How does the fact that Fermat primes are relatively prime imply there are infinite primes?

Any sequence $F_n$ of pairwise coprime integers will contain infinitely many primes, because each new $F_n$ has a new prime factor, for all $n\in \mathbb{N}$. In your example, $n=15,16$, but we have infinitely many $n$.

Let $M_n=2^n-1$ be the $n$th Mersenne number, and $F_n=2^{2^n}+1$ be the $n$th Fermat number.

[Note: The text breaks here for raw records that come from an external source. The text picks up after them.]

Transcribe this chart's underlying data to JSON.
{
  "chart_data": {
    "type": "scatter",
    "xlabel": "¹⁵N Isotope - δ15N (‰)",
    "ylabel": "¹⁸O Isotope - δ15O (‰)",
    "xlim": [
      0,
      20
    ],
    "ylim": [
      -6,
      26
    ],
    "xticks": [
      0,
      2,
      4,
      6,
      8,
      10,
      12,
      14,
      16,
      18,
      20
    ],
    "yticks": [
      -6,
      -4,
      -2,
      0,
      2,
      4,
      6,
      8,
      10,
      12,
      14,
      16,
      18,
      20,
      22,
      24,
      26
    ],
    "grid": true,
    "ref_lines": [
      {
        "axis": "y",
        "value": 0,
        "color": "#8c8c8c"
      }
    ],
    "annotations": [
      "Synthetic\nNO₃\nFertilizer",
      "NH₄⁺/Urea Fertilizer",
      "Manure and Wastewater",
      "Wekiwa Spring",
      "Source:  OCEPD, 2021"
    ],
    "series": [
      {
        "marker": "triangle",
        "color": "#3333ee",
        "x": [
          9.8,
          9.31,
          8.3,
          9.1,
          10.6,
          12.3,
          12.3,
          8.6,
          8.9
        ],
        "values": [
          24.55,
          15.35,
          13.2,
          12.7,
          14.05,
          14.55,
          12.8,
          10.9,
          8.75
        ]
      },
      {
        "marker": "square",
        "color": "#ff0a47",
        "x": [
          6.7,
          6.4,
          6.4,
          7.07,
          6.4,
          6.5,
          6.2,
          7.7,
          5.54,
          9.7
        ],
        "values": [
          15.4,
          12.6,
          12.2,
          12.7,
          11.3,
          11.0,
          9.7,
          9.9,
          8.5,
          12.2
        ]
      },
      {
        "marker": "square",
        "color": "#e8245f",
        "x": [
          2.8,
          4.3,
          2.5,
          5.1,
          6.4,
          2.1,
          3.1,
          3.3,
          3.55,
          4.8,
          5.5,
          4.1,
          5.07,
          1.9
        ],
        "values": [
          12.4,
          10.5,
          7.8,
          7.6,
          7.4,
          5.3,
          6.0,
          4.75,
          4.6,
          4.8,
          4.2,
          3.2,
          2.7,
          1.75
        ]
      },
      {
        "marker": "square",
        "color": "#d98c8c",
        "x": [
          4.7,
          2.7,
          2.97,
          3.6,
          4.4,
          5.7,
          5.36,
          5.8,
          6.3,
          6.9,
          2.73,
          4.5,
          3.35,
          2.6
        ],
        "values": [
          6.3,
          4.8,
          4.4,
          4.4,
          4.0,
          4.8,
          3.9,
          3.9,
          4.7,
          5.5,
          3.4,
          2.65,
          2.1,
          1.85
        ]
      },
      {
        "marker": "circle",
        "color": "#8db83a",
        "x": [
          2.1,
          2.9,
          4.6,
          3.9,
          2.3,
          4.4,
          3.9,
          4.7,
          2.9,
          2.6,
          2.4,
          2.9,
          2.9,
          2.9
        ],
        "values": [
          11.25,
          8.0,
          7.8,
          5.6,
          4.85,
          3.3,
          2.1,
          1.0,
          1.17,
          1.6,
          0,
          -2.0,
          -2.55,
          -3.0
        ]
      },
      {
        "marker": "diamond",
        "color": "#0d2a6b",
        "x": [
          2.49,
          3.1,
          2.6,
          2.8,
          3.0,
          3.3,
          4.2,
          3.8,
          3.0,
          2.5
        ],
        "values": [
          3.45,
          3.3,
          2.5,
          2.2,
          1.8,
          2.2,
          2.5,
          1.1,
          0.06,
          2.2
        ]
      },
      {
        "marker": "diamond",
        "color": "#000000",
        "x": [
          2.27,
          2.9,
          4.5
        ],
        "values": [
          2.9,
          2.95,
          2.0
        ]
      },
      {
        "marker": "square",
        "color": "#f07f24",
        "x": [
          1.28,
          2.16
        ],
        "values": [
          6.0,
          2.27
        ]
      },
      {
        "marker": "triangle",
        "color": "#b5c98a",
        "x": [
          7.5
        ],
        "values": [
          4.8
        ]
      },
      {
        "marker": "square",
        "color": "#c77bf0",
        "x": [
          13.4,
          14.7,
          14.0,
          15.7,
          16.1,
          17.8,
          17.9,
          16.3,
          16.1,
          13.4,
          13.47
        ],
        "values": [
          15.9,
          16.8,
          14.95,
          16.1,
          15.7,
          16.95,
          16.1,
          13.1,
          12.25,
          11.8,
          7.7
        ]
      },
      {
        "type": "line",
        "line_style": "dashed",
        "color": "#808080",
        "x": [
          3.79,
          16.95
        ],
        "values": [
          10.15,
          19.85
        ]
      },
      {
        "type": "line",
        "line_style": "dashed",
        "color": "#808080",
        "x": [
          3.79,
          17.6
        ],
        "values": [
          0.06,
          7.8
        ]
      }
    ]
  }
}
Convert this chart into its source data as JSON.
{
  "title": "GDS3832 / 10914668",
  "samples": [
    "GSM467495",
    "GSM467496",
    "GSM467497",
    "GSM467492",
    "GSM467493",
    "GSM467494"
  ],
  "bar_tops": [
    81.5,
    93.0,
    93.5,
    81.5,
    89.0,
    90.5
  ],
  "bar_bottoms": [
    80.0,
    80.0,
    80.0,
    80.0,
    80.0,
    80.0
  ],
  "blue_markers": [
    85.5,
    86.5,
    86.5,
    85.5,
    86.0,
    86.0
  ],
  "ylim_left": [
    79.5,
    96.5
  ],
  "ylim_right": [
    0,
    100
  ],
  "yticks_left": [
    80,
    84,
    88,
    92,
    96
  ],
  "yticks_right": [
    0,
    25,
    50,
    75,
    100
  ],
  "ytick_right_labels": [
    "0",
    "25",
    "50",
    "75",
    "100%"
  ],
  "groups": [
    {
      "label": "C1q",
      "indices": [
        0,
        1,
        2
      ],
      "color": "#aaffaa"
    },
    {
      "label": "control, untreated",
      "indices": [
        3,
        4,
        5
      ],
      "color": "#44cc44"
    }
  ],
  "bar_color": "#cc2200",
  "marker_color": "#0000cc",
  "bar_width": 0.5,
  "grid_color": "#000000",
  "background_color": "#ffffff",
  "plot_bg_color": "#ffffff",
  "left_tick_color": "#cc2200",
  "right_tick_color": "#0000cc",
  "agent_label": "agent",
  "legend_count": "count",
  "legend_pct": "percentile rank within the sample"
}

$$M_{2^{n}}=2^{2^{n}}-1=\prod_{k=0}^{n-1}(2^{2^{k}}+1)=\prod_{k=0}^{n-1}F_{k}.\tag{1}$$ Hence $$ F_{n}=\frac{M_{2^{n+1}}}{M_{2^{n}}}=\frac{\sum_{k=0}^{2^{n+1}-1}2^k}{\sum_{k=0}^{2^{n}-1}2^k} =\frac{\sum_{k=0}^{M_{n+1}}2^k}{\sum_{k=0}^{M_{n}}2^k}=\frac{2^{2^{n+1}}-1}{2^{2^{n}}-1}=2^{2^{n}}+1.\tag{2}$$

As $2$ is prime, Mersenne numbers $M_{2^k}$, with a subscript a power of $2$ only inherit factors from those preceding Mersenne numbers $M_{2^{k-j}}$ subscripts being a lesser power of $2$, $1\leqslant j\leqslant k-1$. These inherited factors are seen to be the Fermat numbers using (1):

\begin{align*} M_{2}&=F_{0}=(2^{2^{0}}+1)\\ M_{4}&=F_{0}F_{1}=(2^{2^{0}}+1)(2^{2^{1}}+1)\\ M_{8}&=F_{0}F_{1}F_{2}=(2^{2^{0}}+1)(2^{2^{1}}+1)(2^{2^{2}}+1)\tag{3}\\ M_{16}&=F_{0}F_{1}F_{2}F_{3}=(2^{2^{0}}+1)(2^{2^{1}}+1)(2^{2^{2}}+1)(2^{2^{3}}+1)\\ M_{32}&=F_{0}F_{1}F_{2}F_{3}F_{4}=(2^{2^{0}}+1)(2^{2^{1}}+1)(2^{2^{2}}+1)(2^{2^{3}}+1)(2^{2^{4}}+1) \end{align*} As such the $M_{2^n}$s primitive prime factors (meaning prime factors not appearing as factors before in the sequence of Mersenne numbers) are the factors of the $(n-1)$th Fermat number, the primitive prime factors in bold being factors of Fermat numbers: \begin{align*} M_{2}&=\mathbf{3}\\ M_{4}&=3\cdot\mathbf{5}\\ M_{8}&=3\cdot5\cdot\mathbf{17}\\ M_{16}&=3\cdot5\cdot17\cdot\mathbf{257}\tag{4}\\ M_{32}&=3\cdot5\cdot17\cdot257\cdot\mathbf{65537}\\ M_{64}&=3\cdot5\cdot17\cdot257\cdot\mathbf{641}\cdot65537\cdot\mathbf{6700417} \end{align*}

Theorem: Fermat numbers are pairwise coprime.

Proof: As $2$ is prime $M_{2^k}\mid M_{2^{k+1}}$ and $M_{2^{k+1}}/M_{2^{k}}$ is an integer being a product of $M_{2^{k+1}}$s primitive factors, hence

$$\gcd(F_{k},F_{k+1}) =\gcd\left(\frac{M_{2^{k+1}}}{M_{2^{k}}},\frac{M_{2^{k+2}}}{M_{2^{k+1}}}\right)=1,$$

is the greatest common divisor of adjacent Fermat numbers is that of the primitive prime factors of $M_{2^{k+1}}$ and $M_{2^{k+2}}$ which is necessarily $1$. It follows the Fermat numbers will be pairwise relatively prime as for any $k$, $j$ $\in\Bbb{N}$,

$$\gcd(F_{k},F_{j})=\gcd\left(\frac{M_{2^{k+1}}}{M_{2^{k}}},\frac{M_{2^{j+1}}}{M_{2^{j}}}\right)=1,$$

where $\gcd(F_{k},F_{j})$ is the greatest common divisor of the primitive prime factors of $M_{2^{k+1}}$ and $M_{2^{j+1}}$.

Q.E.D.

As the Fermat numbers are pairwise coprime this proves the infinitude of primes as each $F_n$ is a product of distinct primes, these being the primitive factors of the Mersenne numbers $M_{2^{n+1}}$, as illustrated by (2), (3), and (4).